Mit einem Budget von nur 25.000 Dollar überaus billig produziert, wurde der Film auf 16mm gedreht. Die restaurierte Fassung, die jetzt in die Kinos kommt, ist auf 35mm »aufgeblasen« worden. Wie andere, vergleichbare Meilensteine des Independent-Kinos der Epoche, Jarmuschs Stranger Than Paradise und Spike Lees She´s Gotta Have It ist dieser Film auf Schwarzweiß gedreht worden – bis auf einige wenige kurze, nur wenige Sekunden dauernde Momente – und ist besser, als beide andere Filme.

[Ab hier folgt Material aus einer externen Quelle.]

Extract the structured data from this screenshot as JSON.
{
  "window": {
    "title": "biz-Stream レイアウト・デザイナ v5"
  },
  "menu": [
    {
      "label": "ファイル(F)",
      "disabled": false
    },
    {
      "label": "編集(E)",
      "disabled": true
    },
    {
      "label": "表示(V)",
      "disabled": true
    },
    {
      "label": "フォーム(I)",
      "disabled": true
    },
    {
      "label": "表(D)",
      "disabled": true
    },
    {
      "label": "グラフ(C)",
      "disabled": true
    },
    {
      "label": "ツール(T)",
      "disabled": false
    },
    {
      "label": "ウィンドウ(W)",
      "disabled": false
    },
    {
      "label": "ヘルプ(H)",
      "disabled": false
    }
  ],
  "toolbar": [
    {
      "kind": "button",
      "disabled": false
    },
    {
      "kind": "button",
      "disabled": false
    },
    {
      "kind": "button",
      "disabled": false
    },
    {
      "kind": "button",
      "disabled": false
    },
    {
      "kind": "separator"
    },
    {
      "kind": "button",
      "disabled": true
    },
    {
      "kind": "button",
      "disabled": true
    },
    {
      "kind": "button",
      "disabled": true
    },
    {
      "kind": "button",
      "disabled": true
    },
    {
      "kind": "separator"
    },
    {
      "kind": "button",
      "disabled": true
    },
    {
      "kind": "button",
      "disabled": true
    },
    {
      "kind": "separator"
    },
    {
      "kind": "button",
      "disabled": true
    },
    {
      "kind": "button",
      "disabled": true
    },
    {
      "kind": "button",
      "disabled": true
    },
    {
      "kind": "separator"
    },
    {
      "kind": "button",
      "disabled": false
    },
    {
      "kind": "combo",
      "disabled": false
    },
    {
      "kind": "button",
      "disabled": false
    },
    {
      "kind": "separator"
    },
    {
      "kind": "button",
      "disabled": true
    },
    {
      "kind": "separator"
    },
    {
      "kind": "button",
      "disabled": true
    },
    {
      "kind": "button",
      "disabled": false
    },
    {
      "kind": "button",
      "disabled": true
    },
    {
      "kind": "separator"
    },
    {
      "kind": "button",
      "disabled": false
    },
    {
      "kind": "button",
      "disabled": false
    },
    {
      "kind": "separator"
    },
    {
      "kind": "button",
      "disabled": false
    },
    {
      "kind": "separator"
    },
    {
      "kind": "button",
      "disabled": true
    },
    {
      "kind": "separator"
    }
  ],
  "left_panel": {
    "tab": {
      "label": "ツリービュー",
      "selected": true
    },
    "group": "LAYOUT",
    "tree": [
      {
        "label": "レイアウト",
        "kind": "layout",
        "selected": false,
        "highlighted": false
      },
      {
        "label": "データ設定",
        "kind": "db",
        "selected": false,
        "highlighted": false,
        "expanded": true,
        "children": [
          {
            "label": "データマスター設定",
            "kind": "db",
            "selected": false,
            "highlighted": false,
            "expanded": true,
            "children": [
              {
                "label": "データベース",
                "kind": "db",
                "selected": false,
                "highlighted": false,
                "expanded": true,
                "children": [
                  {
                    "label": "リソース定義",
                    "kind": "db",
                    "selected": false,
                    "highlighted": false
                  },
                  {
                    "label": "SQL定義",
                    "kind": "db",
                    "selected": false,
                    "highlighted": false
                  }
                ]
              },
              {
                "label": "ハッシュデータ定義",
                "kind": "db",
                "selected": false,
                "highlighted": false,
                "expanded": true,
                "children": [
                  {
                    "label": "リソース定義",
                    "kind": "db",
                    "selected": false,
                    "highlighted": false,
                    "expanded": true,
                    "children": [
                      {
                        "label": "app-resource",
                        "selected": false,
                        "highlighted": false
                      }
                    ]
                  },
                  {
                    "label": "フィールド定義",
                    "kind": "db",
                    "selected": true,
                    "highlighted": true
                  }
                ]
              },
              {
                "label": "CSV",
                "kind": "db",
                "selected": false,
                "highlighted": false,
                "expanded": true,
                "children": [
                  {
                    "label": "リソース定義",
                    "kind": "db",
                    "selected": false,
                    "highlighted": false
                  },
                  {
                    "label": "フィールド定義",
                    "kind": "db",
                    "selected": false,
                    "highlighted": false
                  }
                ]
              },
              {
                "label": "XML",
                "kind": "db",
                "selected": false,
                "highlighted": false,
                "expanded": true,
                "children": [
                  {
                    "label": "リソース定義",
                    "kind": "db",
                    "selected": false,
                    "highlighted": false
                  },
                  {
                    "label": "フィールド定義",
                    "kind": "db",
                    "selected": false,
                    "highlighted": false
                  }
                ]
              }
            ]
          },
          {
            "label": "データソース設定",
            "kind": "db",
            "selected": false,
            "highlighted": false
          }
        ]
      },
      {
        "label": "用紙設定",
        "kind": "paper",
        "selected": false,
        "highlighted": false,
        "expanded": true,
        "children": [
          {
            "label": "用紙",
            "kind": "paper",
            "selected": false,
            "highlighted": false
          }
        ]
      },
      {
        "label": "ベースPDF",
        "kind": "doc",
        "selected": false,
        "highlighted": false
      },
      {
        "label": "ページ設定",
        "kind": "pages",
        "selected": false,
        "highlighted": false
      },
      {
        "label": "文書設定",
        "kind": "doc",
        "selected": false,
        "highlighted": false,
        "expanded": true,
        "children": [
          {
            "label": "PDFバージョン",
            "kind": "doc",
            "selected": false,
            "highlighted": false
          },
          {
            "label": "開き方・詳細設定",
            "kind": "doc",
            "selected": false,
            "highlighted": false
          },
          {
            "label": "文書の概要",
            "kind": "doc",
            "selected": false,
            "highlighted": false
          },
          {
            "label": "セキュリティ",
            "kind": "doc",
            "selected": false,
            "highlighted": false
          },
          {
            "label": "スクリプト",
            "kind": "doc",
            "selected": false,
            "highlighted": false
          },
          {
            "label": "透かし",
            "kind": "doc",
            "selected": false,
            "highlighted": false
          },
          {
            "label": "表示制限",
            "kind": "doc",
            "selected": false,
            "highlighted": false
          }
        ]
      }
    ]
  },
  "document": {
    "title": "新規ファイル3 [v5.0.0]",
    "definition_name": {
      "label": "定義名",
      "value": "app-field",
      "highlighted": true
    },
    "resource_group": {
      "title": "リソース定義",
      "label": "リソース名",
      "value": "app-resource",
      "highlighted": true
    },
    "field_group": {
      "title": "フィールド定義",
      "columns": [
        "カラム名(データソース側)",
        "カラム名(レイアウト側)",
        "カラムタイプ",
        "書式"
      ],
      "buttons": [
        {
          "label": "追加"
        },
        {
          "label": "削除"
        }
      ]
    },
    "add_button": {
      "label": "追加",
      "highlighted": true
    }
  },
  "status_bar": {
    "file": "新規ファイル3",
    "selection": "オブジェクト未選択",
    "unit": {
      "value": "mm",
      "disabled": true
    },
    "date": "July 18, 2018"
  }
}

Van Sant, der Design und Photographie studierte, legt schon in seinem Debüt Wert auf ausgefeilte, in der Wirkung unkonventionell-individuelle Bildgestaltung: Bilder und Lichtsetzung, Kamera und Schnitt sind voller Remineszenzen an die 50er Jahre, ihren Geschmack, und ihr rebellisches Lebensgefühl. Dazu gehört die »Wildheit« suggerierende, vom Soundtrack unterstützte Subjektivierung und Beschleunigung der Bildperspektive. Für Ordnung sorgt vor allem der Off-Kommentar, sowie die weitgehend chronologische, wenn auch über betonte Brüche voranspringende, chronologische Narration, die nur gelegentlichen von »flanierenden«, driftenden Passagen in die Breite gezogen wird.
Vor allem die zahlreichen Nachtaufnahmen sind geprägt von scharfen Hell-Dunkel-Kontrasten, das Licht aus Straßenlaternen oder Neonlichtern wirft gleißende Kegel in die schwarze Nacht, und Van Sants Kamera geht deinerseits nahe an die Menschen und ihre Gesichter heran, lässt andererseits oft größere Teile nahezu unsichtbar im Dunkel. Man kann bereits hier an Bela Tarr und seinen hochgradig stilisierten Neoexpressionismus denken, der heute ein erklärtes Vorbild für Van sants Filmemachen, insbesondere für den Einsatz der Kamera ist.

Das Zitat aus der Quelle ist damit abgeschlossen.